Dan described some reasons to be skeptical about the tool. You can (and should) read his post here; Dan postulates that perhaps this tool makes math too easy and reinforces tricks, and perhaps misconceptions, through its use, especially when it is used before students master the content on which the tool is based. I can't disagree with those contentions, but I'm still excited about this tool and here are a few reasons why:

In my class, we solve problems like this:    

With some prodding, my students always figure out how to set them up, but some of them really struggle with how to solve the equation after it is set up. Or they have the general idea of how to solve, but they make a mistake getting to the answer and become discouraged about chemistry because of an algebraic mistake. I like the idea of using Graspable Math to solve because then the math wouldn't slow down their understanding of chemistry.

I also love the idea of using Graspable Math to make videos of my solution steps (for problems like the above or any problems). Sure, I can do this with lots of tools, but I thought it was very easy to quickly solve the problem and record my iOS screen. The strength of Graspable Math over other tools is the speed with which I can make expressions that look like textbook math and not like my messy screencast handwriting. Kids could watch the videos to see each step of the algebra I did in class, in the order I did it, to help them at home. Or if they missed class entirely. 

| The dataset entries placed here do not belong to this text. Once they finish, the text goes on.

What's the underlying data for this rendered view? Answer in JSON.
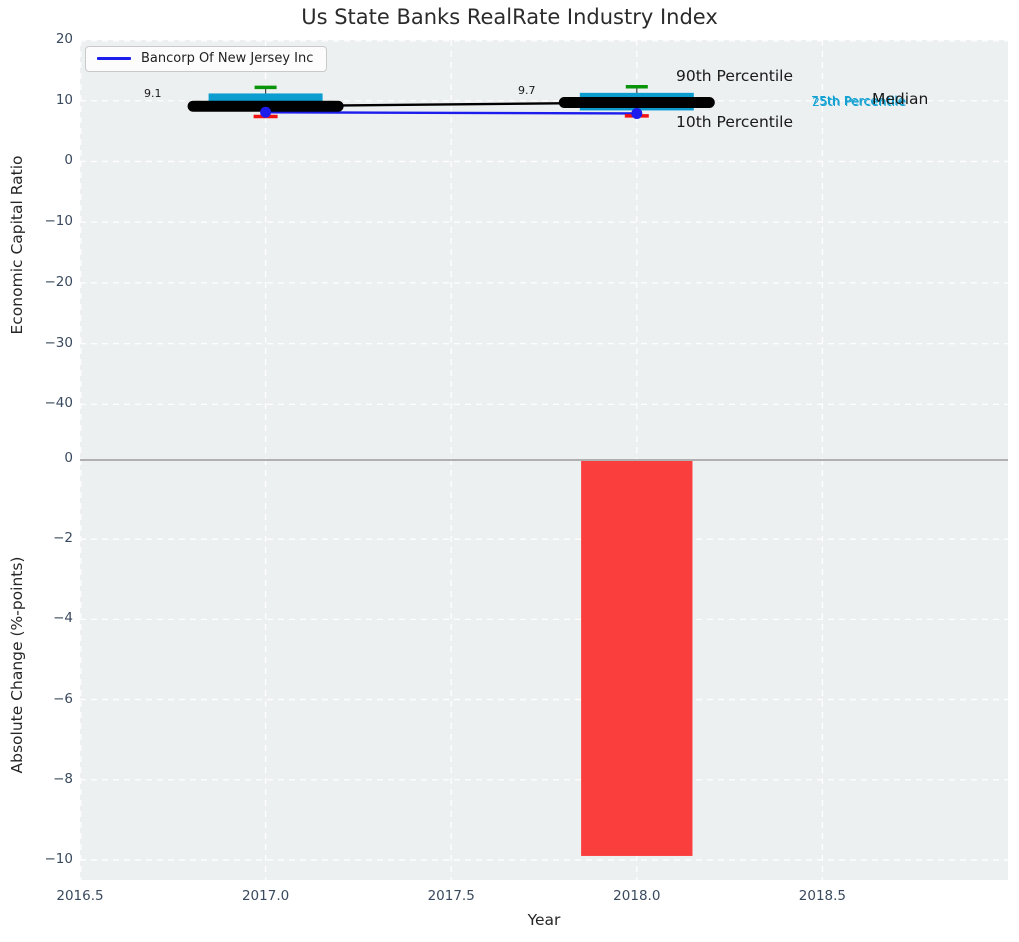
{
  "title": "Us State Banks RealRate Industry Index",
  "legend": {
    "label": "Bancorp Of New Jersey Inc"
  },
  "axes": {
    "xlabel": "Year",
    "top": {
      "ylabel": "Economic Capital Ratio"
    },
    "bottom": {
      "ylabel": "Absolute Change (%-points)"
    }
  },
  "annotations": {
    "p90": "90th Percentile",
    "p10": "10th Percentile",
    "median": "Median",
    "p75": "75th Percentile",
    "p25": "25th Percentile",
    "median_value_2017": "9.1",
    "median_value_2018": "9.7"
  },
  "colors": {
    "panel_bg": "#edf0f1",
    "grid": "#ffffff",
    "tick_label": "#3a4a5e",
    "box_fill": "#0c9dd0",
    "p90_cap": "#0a940a",
    "p10_cap": "#f21212",
    "median_line": "#000000",
    "company_line": "#1c1cec",
    "bar_fill": "#fa3d3d",
    "zero_line": "#b0b0b0",
    "percentile_text": "#15a2d2",
    "whisker_stem": "#444444",
    "legend_bg": "rgba(255,255,255,0.8)",
    "legend_border": "#c9c9c9"
  },
  "chart_data": [
    {
      "type": "box-line",
      "panel": "top",
      "title": "Us State Banks RealRate Industry Index",
      "ylabel": "Economic Capital Ratio",
      "x": [
        2017,
        2018
      ],
      "xlim": [
        2016.5,
        2019.0
      ],
      "ylim": [
        -49,
        20
      ],
      "yticks": [
        20,
        10,
        0,
        -10,
        -20,
        -30,
        -40
      ],
      "grid": true,
      "legend_position": "upper left",
      "series": [
        {
          "name": "90th Percentile",
          "values": [
            12.2,
            12.3
          ]
        },
        {
          "name": "75th Percentile",
          "values": [
            11.2,
            11.3
          ]
        },
        {
          "name": "Median",
          "values": [
            9.1,
            9.7
          ]
        },
        {
          "name": "25th Percentile",
          "values": [
            8.4,
            8.4
          ]
        },
        {
          "name": "Bancorp Of New Jersey Inc",
          "values": [
            8.1,
            7.9
          ]
        },
        {
          "name": "10th Percentile",
          "values": [
            7.4,
            7.5
          ]
        }
      ],
      "median_labels": [
        "9.1",
        "9.7"
      ]
    },
    {
      "type": "bar",
      "panel": "bottom",
      "ylabel": "Absolute Change (%-points)",
      "xlabel": "Year",
      "x": [
        2018
      ],
      "values": [
        -9.9
      ],
      "xlim": [
        2016.5,
        2019.0
      ],
      "ylim": [
        -10.5,
        0
      ],
      "yticks": [
        0,
        -2,
        -4,
        -6,
        -8,
        -10
      ],
      "xticks": [
        2016.5,
        2017.0,
        2017.5,
        2018.0,
        2018.5
      ],
      "bar_width_years": 0.3,
      "grid": true
    }
  ]
}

Graspable Math also has potential for teaching inquiry lessons. I wonder if the tool could be used to demonstrate a certain property or process in order to ask students why the process makes mathematical sense. Or, given several similar equations, kids could use the tool to solve and then deduce what they all have in common.

This next idea relies on a perfect world. In a perfect world, I like the idea of using Graspable Math to teach students to check their work. I can see where, especially with students that struggle to make sense of algebra, this tool makes checking work at home, with parents who might want to help but don't feel equipped, a cinch. And, sure, kids could take the value they found for x and plug it back into an equation to check it without Graspable Math. Except that 99% of students won't actually do that and if they have made an algebra mistake on the way to the answer, they are probably equally likely to make one checking the work.

Once upon a time I enrolled my two children in Montessori school because of the public school kindergarten requirement of a calculator. In the same way that I didn't want them to learn operations via calculator, I wouldn't use Graspable Math to teach algebra. Still, it looks like a neat tool, one that I hope I can incorporate at the right time in my teaching. If nothing else, it's good for teachers to know that it's out there because our students will find it. And use it. With our help, maybe they will use it for good.